We arrived soaked — but secured the very last available table.
Victory.
A Sommelier Surprise
Even better: the sommelier who greeted us (“Walter”) turned out to have taken the Court of Master Sommeliers introductory course around the same time I had done mine during COVID (the period when they shipped tasting kits to your house and you learned the wines of the world over Zoom, from tiny bottles at your kitchen table).
Instant wine nerd bonding.
We talked about South African wine regions, the evolution of Constantia beyond its historic sweet wines, and how the whites here are becoming increasingly respected.
At one point he simply left the bottles on the table, trusting us to pour at will.
Note: I drink about half of whatever is poured for me. When I go wine tasting, generally, if the pour is “healthy,” I drink enough to get the nose, taste, etc., then point out to the person delivering the wine that I “will be pouring out the rest” into the “dump bucket” – making it clear that I really did mean that they should only pour me about ½.
Mike, on the other hand, approached the opportunity with admirable enthusiasm.
By the time we left, I was calling him the ‘Dump Bucket,’ and he was feeling quite cheerful.
The Pegasus “Blue Box” Debacle
Meanwhile, back in the world of logistics, we were dealing with a small saga involving something called Dr. Yezman’s “Blue Boxes.”
Back even before setting foot in Africa, I had received a promise from Abe that he or someone in his family could pick up The Blue Boxes for Dr. Yezman. She had ordered them from the office manager at Pegasus, but I had to pay in Rand. Abe kept being very “no worries” about it. However, as the weekend rolled in, I realized he really hadn’t done anything about it (though I had been stuffing his pockets with Rand all week). After lots of round-about calls, 3 a.m. What’s App texts to Dr. Y, the owner of Pegasus disavowing any knowledge (and even disavowing that he HAD an office manager), things were sorted. Abe’s daughter had gone to fetch them – everyone was a bit put out that it was the weekend but again, I had been assured “no worries” for weeks – and the package arrived for me to pack it to head to the plane.
Oh. My. Word. Big boxes. Small, 44 pound max checked bag. Lynn took some. I took some. I was not the most happy person ever. But we got the bags zipped and so so far, so good.
Farewell Dinner
That evening the group gathered for our farewell dinner at a restaurant along the Cape Town waterfront.

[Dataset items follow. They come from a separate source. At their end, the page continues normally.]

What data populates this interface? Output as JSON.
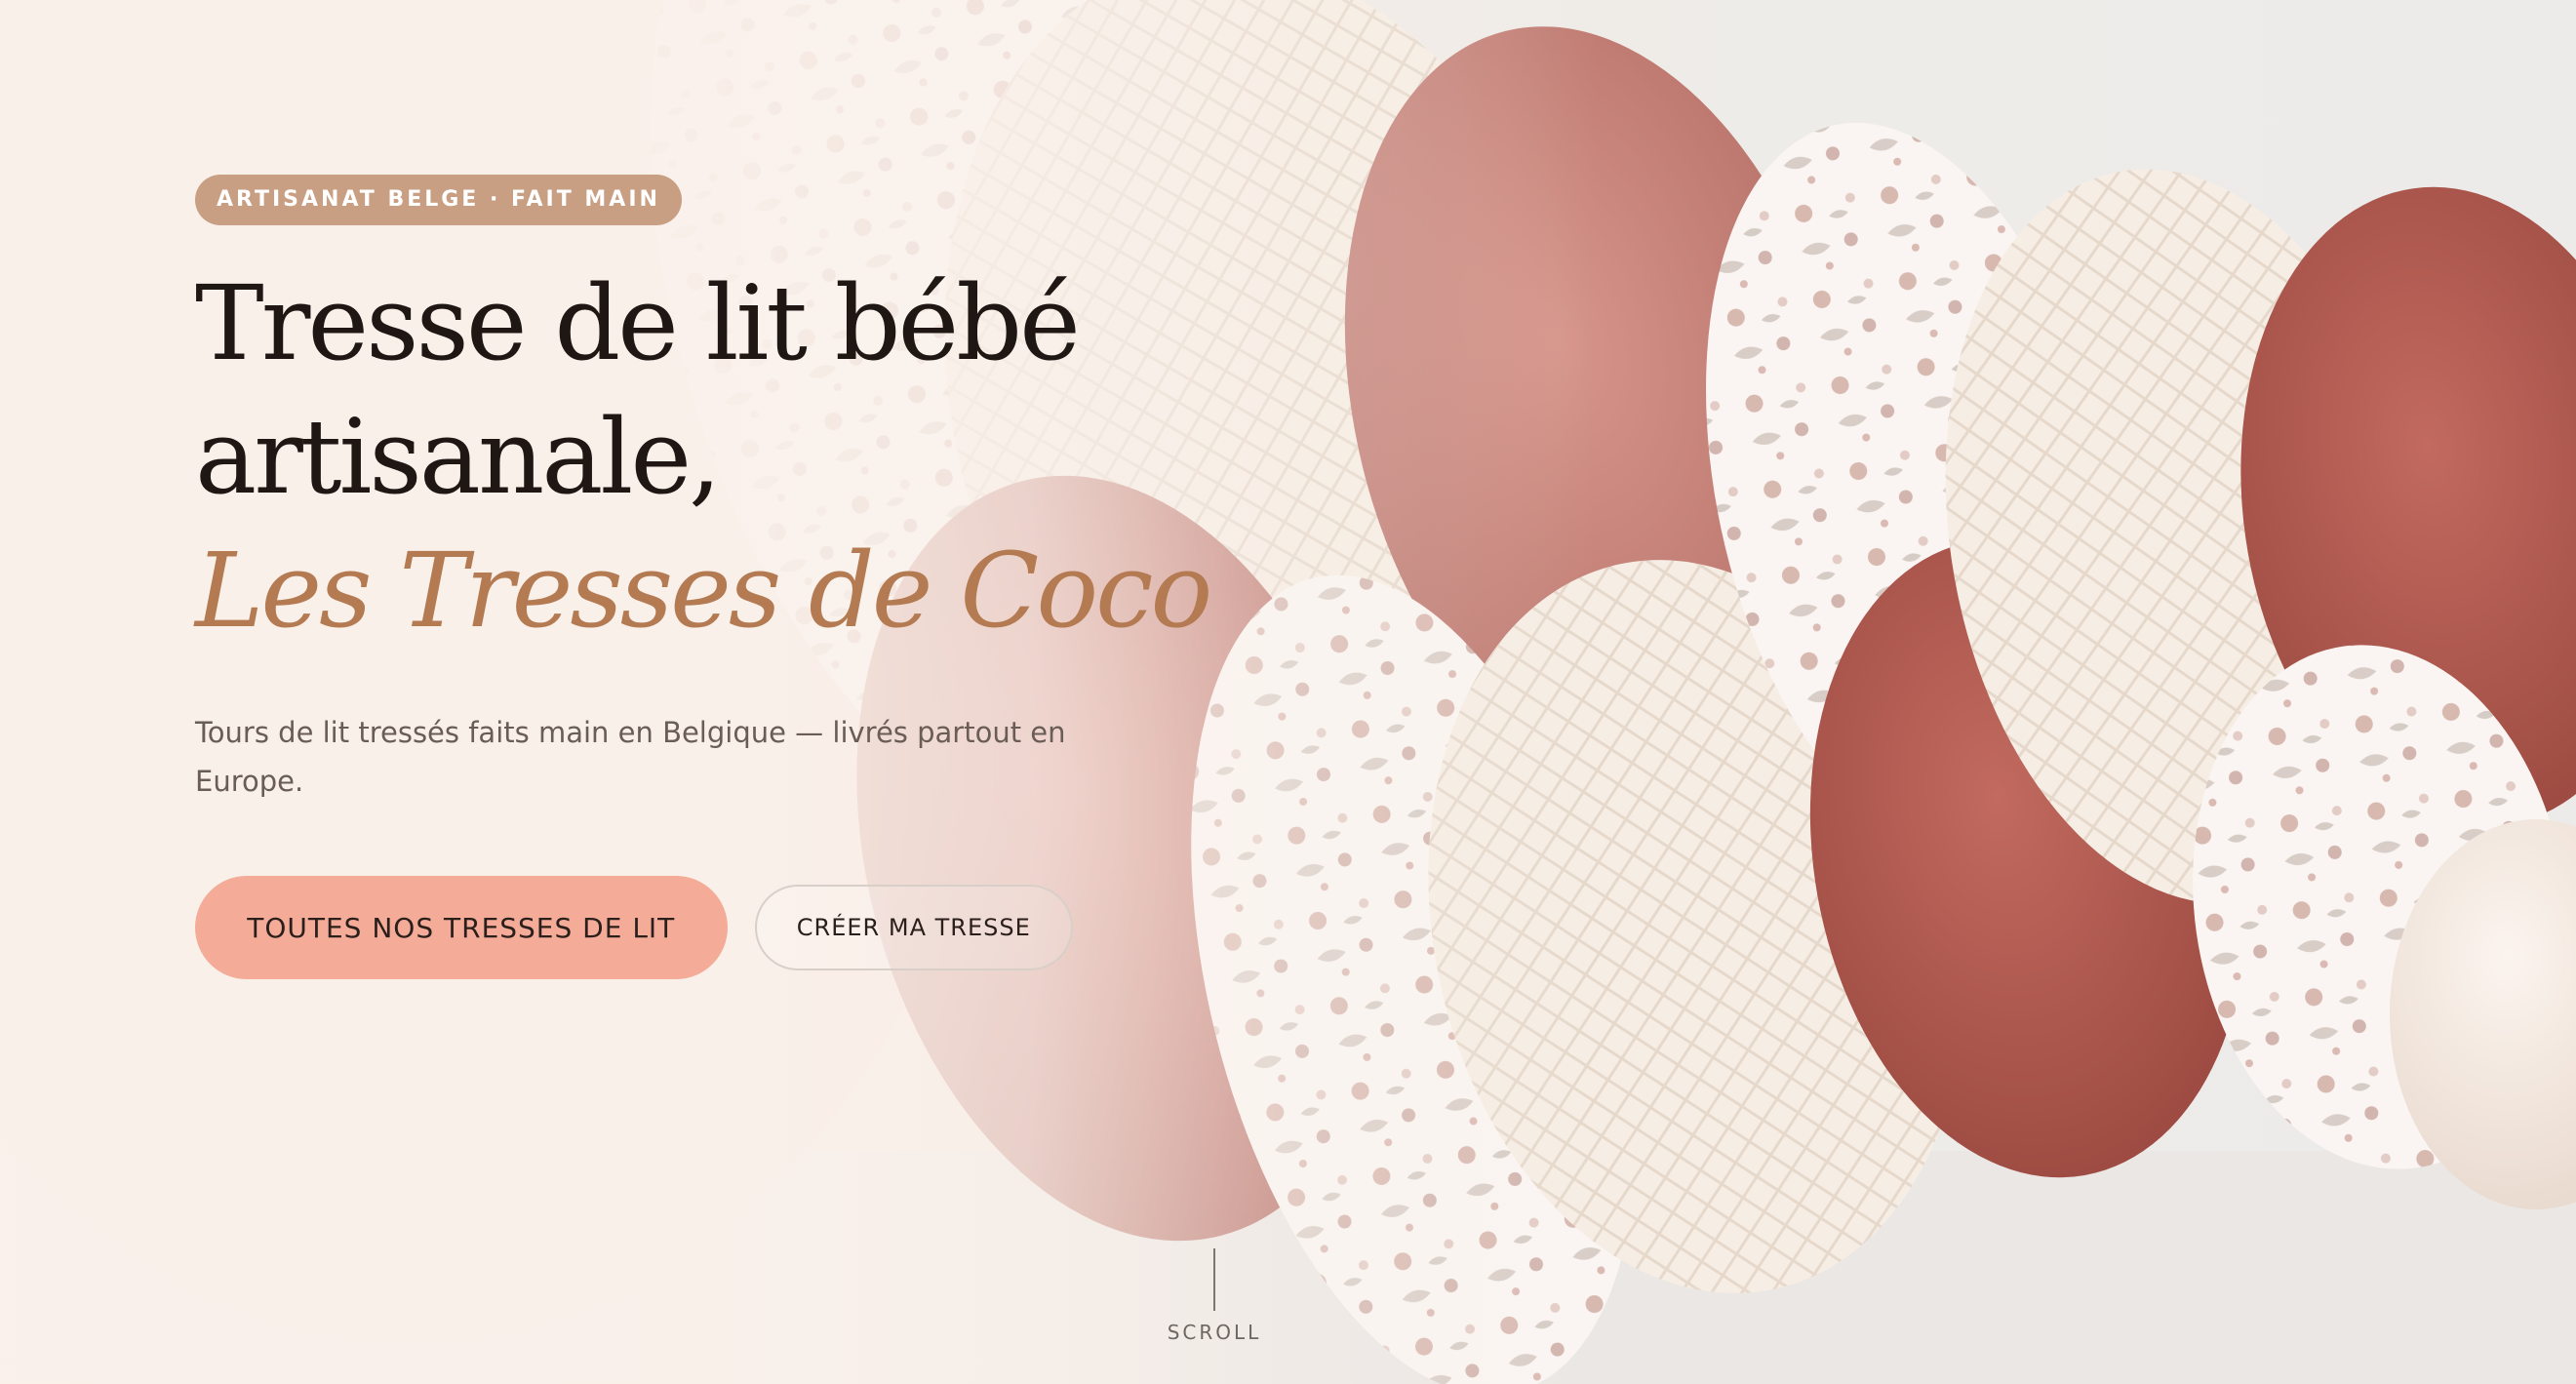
{
  "hero": {
    "badge": "ARTISANAT BELGE · FAIT MAIN",
    "title_line1": "Tresse de lit bébé",
    "title_line2": "artisanale,",
    "title_accent": "Les Tresses de Coco",
    "subtitle": "Tours de lit tressés faits main en Belgique — livrés partout en Europe.",
    "primary_button": "TOUTES NOS TRESSES DE LIT",
    "secondary_button": "CRÉER MA TRESSE",
    "scroll_label": "SCROLL"
  },
  "colors": {
    "badge_bg": "#c99f83",
    "accent_text": "#b47a52",
    "primary_button_bg": "#f4ab98",
    "braid_pink": "#c9857d",
    "braid_rust": "#b0594e",
    "braid_cream": "#f5ece3",
    "braid_floral": "#f8f2ee"
  },
  "background_image": {
    "subject": "braided crib bumper in floral, waffle-knit cream and pink/rust velvet fabrics"
  }
}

We had driven past this restaurant in the “Blue Bus”…a lovely setting— water, lights reflecting off the harbor, the hum of evening activity.
But the real headline was the steak.
It may genuinely have been one of the best steaks I’ve ever had.
After weeks of traveling together, the dinner had the slightly surreal feeling of a last day of summer camp — everyone exchanging contact information, promising future visits, and reflecting on the strange fact that people who were complete strangers a few weeks ago now feel like familiar characters in your daily life.
Tomorrow we leave South Africa and fly to Namibia.
A completely different landscape awaits.